Every mutual fund must appoint a chief compliance officer, and every mutual fund board must oversee the CCO’s implementation of a comprehensive compliance program. Though boards and CCOs have gained familiarity with these technical requirements over the years and have adapted and tailored their programs to the specific needs of the funds they oversee, a particularly challenging and sometimes overlooked aspect of compliance with Rule 38a-1 is ensuring effective working relationships among the CCO and the constituencies he serves.

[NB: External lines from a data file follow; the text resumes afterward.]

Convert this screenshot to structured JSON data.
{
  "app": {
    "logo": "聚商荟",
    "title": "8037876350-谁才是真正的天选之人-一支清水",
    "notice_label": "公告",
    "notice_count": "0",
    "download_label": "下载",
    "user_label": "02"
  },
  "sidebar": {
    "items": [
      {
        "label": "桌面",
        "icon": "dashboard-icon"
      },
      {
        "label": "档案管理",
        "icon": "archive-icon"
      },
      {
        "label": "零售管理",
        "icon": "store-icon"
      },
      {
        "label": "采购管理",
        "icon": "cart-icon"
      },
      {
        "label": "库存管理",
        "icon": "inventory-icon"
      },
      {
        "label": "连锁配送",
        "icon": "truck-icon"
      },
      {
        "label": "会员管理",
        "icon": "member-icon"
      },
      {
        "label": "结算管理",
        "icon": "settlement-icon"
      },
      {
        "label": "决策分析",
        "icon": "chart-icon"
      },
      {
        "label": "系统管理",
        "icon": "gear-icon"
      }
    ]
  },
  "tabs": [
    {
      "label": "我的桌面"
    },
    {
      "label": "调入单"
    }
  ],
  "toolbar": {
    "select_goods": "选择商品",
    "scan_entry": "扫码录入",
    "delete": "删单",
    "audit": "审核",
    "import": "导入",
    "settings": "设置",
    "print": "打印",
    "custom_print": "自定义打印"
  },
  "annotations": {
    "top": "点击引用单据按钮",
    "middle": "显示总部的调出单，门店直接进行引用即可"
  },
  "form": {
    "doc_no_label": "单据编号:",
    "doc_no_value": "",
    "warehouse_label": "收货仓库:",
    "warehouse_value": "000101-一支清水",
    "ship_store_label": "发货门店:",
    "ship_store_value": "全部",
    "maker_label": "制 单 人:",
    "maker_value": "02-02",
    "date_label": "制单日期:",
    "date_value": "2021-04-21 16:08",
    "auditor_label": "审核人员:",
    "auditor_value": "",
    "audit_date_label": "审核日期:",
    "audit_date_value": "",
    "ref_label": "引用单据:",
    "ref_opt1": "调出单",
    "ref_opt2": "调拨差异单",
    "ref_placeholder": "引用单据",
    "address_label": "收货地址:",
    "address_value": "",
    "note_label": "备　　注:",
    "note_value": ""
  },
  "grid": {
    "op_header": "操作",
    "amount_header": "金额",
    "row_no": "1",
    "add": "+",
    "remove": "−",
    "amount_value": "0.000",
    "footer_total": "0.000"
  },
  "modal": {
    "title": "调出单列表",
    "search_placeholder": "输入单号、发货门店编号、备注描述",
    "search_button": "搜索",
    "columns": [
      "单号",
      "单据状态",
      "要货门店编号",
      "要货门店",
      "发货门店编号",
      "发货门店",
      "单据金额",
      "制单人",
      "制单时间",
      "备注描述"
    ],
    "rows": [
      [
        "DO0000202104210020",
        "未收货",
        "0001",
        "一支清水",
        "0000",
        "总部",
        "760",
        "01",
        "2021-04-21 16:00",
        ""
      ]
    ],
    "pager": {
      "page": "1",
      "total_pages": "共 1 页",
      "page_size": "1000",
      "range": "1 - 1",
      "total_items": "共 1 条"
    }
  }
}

Not only is a CCO expected to be a subject matter expert, he also must skillfully navigate relationships among a fund’s board and its adviser. A CCO must be able to maintain good working relationships across a range of individuals, while also discharging ever-increasing technical responsibilities. The Securities and Exchange Commission staff has highlighted concerns in an effort to “raise awareness” about certain issues in a recent Office of Compliance Inspections and Examinations risk alert. Although the risk alert was focused on a specific context—that of outsourced CCOs—it also served as a reminder of the importance of the relationship aspect of the role in ways that may resonate across all types of CCO assignments.
In light of the risk alert’s renewed emphasis on the importance of an effective Rule 38a-1 compliance program, regardless of whether a board uses an internal or outsourced CCO, a board may find it useful to step back and review:
- The basic requirements of Rule 38a-1 and the responsibilities of the fund’s CCO;
- Some of the risk alert’s significant observations, and the key takeaways relevant to all types of CCO assignments; and
- How an effective CCO/compliance program and proper board oversight can help a registrant avoid the types of concerns noted in the risk alert.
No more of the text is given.